An activist investor wants Bloomin’ Brands to be Bloomin’ Brand.
Barington Capital Group is pushing the Tampa, Fla.-based company to spin off the three brands it operates that are not named Outback Steakhouse: Bonefish Grill, Carrabba’s Italian Grill and Fleming’s Prime Steakhouse & Wine Bar.
The recommendation was part of a letter from the investment firm’s founder, James Mitarotonda, that included a broad set of ideas for the casual-dining operator.
“We believe that the company’s business has become unnecessary complex,” Mitarotonda wrote. He wrote that Bonefish, Carrabba’s and Fleming’s are “very different businesses” than Outback.
“We believe that the company’s attempt to operate these divergent brands under one corporate entity has negatively impacted strategic focus and operating execution at Outback as well as the company’s other brands.”
In a statement on Wednesday, Bloomin’ said it “welcomes open communications with shareholders and constructive input that may advance the company’s goal of enhancing value.”
“The Bloomin’ Brands board of directors and management team have a record of taking deliberate actions to drive long-term value creation and will continue to take actions to advance this objective,” the company said.
The letter from Barington comes as pressure mounts on Bloomin’ to explore some type of sale. Last year, the activist Jana Partners bought up the company’s shares and suggested in an SEC filing that it would push Bloomin’ to explore a potential sale.
The company has routinely fended off suggestions it should consider selling more of its chains. Bloomin’ sold off the seafood chain Roy’s for a modest $10 million back in 2015. CEO Liz Smith has regularly said the company’s portfolio of chains is “tightly edited.”
Barington in 2013 began pushing Darden Restaurants to make significant operational changes. Ultimately, the company sold Red Lobster, and another activist in Starboard Value came on board to recommend changes, too.
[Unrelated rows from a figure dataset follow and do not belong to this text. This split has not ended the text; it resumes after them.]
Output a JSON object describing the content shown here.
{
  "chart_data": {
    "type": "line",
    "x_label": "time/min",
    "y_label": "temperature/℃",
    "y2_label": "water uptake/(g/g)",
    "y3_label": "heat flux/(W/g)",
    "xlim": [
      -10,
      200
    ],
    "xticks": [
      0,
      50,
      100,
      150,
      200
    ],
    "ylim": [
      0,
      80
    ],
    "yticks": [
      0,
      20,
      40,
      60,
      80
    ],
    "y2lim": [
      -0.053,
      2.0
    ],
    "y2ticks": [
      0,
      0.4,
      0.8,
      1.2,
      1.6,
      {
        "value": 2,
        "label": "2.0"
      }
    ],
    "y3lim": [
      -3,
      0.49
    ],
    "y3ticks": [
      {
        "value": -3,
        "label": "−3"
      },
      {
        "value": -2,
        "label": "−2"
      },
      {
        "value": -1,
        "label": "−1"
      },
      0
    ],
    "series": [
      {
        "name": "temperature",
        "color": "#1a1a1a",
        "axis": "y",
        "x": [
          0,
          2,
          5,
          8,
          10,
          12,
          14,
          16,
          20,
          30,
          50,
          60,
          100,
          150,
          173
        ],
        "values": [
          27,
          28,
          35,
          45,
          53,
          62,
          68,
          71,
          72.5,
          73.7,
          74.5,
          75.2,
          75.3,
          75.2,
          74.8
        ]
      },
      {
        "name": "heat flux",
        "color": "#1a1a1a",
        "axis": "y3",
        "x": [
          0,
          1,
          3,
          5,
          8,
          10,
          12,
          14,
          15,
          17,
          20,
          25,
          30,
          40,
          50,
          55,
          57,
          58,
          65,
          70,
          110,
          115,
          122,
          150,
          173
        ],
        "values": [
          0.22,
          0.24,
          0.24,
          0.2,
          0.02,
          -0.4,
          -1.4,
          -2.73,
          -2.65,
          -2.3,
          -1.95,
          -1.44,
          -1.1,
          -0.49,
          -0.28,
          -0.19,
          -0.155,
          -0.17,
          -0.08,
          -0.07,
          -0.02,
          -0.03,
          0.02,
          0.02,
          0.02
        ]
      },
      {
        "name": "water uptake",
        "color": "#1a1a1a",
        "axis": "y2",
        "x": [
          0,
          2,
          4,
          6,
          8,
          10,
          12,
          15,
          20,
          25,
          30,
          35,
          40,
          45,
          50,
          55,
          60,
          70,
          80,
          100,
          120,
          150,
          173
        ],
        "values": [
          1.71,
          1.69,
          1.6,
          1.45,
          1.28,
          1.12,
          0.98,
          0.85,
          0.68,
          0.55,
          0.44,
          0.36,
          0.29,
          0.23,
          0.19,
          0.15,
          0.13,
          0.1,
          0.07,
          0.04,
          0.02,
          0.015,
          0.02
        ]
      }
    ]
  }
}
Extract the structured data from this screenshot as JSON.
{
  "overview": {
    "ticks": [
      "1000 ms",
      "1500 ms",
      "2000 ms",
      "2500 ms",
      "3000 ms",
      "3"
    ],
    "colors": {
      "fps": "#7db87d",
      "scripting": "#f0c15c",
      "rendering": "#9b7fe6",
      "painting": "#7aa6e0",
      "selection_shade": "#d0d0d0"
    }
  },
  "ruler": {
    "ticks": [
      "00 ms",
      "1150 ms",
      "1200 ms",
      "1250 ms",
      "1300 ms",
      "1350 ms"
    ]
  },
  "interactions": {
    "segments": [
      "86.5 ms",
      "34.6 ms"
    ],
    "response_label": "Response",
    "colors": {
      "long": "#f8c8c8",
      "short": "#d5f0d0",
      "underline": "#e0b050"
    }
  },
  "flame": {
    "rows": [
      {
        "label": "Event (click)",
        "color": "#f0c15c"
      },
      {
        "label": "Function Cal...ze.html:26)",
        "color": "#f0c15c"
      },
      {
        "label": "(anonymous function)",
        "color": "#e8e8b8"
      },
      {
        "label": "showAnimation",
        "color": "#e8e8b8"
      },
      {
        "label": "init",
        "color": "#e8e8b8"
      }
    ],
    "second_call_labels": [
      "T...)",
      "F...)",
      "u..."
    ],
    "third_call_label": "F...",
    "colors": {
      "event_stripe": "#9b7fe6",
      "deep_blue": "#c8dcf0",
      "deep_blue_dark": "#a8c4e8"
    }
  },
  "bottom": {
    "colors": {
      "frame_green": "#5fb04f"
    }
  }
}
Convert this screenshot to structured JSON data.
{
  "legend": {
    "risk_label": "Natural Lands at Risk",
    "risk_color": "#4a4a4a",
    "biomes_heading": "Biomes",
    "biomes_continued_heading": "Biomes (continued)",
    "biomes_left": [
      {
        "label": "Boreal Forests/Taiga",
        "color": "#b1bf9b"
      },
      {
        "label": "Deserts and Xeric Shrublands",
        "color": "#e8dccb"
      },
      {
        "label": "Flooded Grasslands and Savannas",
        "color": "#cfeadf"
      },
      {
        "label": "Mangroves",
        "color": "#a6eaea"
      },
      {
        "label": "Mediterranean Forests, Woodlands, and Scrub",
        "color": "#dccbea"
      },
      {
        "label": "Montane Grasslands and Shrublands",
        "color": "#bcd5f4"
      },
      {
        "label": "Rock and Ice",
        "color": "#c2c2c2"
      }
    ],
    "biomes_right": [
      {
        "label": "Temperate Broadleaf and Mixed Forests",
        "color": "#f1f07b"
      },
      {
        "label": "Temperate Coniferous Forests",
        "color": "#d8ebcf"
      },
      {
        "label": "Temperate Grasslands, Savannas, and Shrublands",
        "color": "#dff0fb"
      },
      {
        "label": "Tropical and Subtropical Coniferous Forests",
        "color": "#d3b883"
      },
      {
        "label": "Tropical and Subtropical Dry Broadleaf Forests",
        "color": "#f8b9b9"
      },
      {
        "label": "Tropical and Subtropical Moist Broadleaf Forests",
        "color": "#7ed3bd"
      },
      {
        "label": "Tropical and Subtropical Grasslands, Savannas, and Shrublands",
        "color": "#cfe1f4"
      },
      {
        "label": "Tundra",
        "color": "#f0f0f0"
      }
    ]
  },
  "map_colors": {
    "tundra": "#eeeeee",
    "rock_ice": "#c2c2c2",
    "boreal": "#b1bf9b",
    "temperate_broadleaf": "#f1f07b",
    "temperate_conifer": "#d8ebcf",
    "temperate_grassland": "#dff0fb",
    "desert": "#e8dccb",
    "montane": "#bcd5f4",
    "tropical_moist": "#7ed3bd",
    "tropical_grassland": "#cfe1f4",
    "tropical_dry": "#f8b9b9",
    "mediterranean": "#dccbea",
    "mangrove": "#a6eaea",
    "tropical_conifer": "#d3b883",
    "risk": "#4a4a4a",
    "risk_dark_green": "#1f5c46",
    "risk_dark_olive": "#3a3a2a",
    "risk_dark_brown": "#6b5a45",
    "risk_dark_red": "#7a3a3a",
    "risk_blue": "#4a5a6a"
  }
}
That activist then won every seat on Darden’s board in 2014.
In this instance, Barington appears to be backing a push for changes by Jana Partners.
In his letter, Mitarotonda argues that Bloomin’ has had a “sustained period of underperformance” relative to other restaurant companies and the broader stock market.
He said that the company could improve its results by improving the guest experience to increase sales and loyalty, reducing “excessive expenses,” including advertising and corporate overhead, and improving corporate governance.
Mitarotonda argues that Outback has not kept up with rivals and has “ceded leadership in the steakhouse category to Texas Roadhouse.”
“We believe that Outback has failed to keep up with the pace of innovation in the restaurant industry or provide its customers with the same level of hospitality as can be found at Texas Roadhouse,” he said.
Mitarotonda also argued that the company has too many unallocated corporate expenses and says that it has far more corporate employees (950) than rivals such as Chili’s owner Brinker International (567), Texas Roadhouse (553) or The Cheesecake Factory (450).
He said that the overhead and excessive advertising has hurt operational execution and brand accountability, similar to Barington’s complaints about Darden in 2013—which Darden has since fixed, Mitarotonda said.
“We believe that the management of Bloomin’ has made some of the same mistakes that Darden’s prior management team made, and that they should follow some of the same steps that the new management of Darden has taken to improve performance,” Mitarotonda said.
He also said that Bloomin’ would benefit from the addition of new board members, and backs some people mentioned by Jana Partners in its filings, including Neal Yanofsky, Dunkin’ Brands’ former president of international, as well as former Gap CEO Glenn Murphy and former Fifth & Pacific Companies CEO William McComb.